A simple isolation checklist (one change per run)
Track differences like this
Create a mini table for each run:
| Variable changed | Old value | New value | Output change (child support) | Output change (alimony) |
|---|---|---|---|---|
| Parenting time | 120 overnights | 125 overnights | ||
| Bonus income | $0/month | $600/month |
Use the tool quickly
Start from the exact calculator you’re comparing: DocketMath Alimony + Child Support.

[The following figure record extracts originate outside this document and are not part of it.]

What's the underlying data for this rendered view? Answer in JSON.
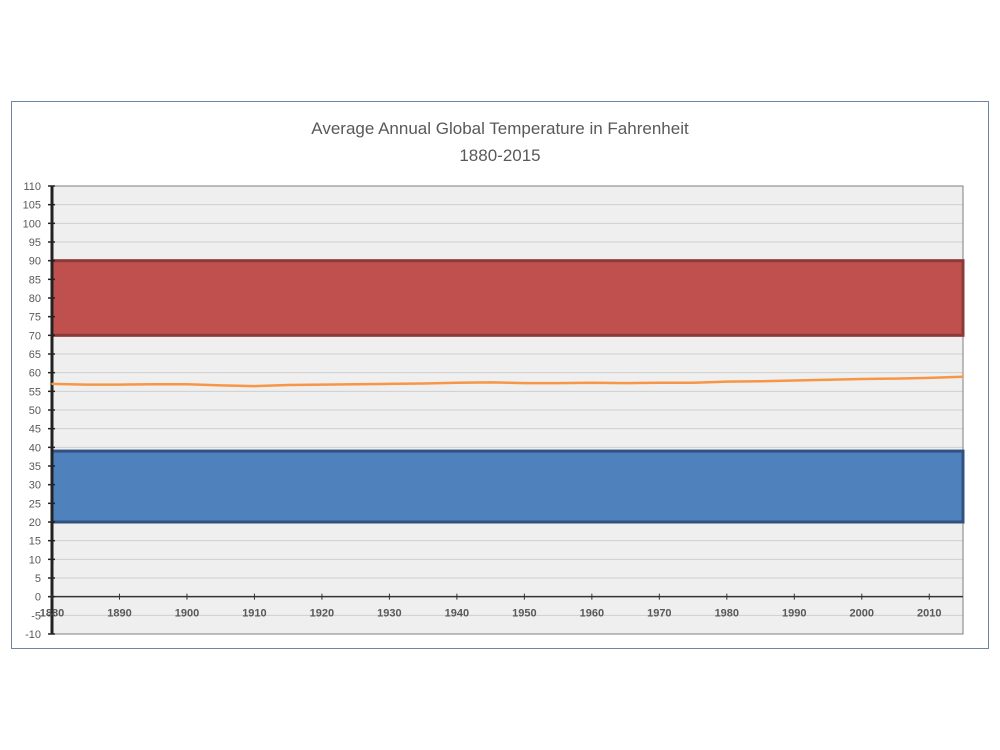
{
  "chart_data": {
    "type": "line",
    "title": "Average Annual Global Temperature in Fahrenheit",
    "subtitle": "1880-2015",
    "xlabel": "",
    "ylabel": "",
    "xlim": [
      1880,
      2015
    ],
    "ylim": [
      -10,
      110
    ],
    "y_ticks": [
      -10,
      -5,
      0,
      5,
      10,
      15,
      20,
      25,
      30,
      35,
      40,
      45,
      50,
      55,
      60,
      65,
      70,
      75,
      80,
      85,
      90,
      95,
      100,
      105,
      110
    ],
    "x_ticks": [
      1880,
      1890,
      1900,
      1910,
      1920,
      1930,
      1940,
      1950,
      1960,
      1970,
      1980,
      1990,
      2000,
      2010
    ],
    "grid": true,
    "legend": "none",
    "bands": [
      {
        "y_from": 70,
        "y_to": 90,
        "color": "#c0504d",
        "border": "#8c3a38"
      },
      {
        "y_from": 20,
        "y_to": 39,
        "color": "#4f81bd",
        "border": "#2f5280"
      }
    ],
    "series": [
      {
        "color": "#f79646",
        "x": [
          1880,
          1885,
          1890,
          1895,
          1900,
          1905,
          1910,
          1915,
          1920,
          1925,
          1930,
          1935,
          1940,
          1945,
          1950,
          1955,
          1960,
          1965,
          1970,
          1975,
          1980,
          1985,
          1990,
          1995,
          2000,
          2005,
          2010,
          2015
        ],
        "values": [
          57.0,
          56.8,
          56.8,
          56.9,
          56.9,
          56.6,
          56.4,
          56.7,
          56.8,
          56.9,
          57.0,
          57.1,
          57.3,
          57.4,
          57.2,
          57.2,
          57.3,
          57.2,
          57.3,
          57.3,
          57.6,
          57.7,
          57.9,
          58.1,
          58.3,
          58.4,
          58.6,
          58.9
        ]
      }
    ]
  }
}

If you want to validate assumptions in the flow before comparing scenarios, begin with /tools/alimony-child-support and then adjust inputs in controlled steps.
Next steps
Once you identify which variable is driving the change, you can move from “why are results different?” to “what should I confirm?” without guessing.
Confirm the parenting time facts you’re modeling
- Make sure overnights (or the parenting-time pattern) match the reality you intend DocketMath to reflect.
Normalize income inputs across runs
- If one run includes bonuses/commissions and another doesn’t, you’re not comparing like with like. Align the income structure first, then compare outputs.
Lock childcare/insurance assumptions before adjusting anything else
- Child-related costs are frequent “silent multipliers.” Set them and only then vary alimony or parenting time.
Compare outputs side-by-side
- When you rerun DocketMath after each change, note:
- the direction of change (up/down),
- magnitude (e.g., “+ $180/month”),
- and whether the change affects both obligations or only one.
Keep a short audit trail
- Save your input sets (even handwritten). This is often the difference between a productive review and repeated reruns.
Practical tip: avoid “stacking” multiple changes between runs. If you modify income, childcare, and parenting time at once, you’ll lose the ability to isolate causation.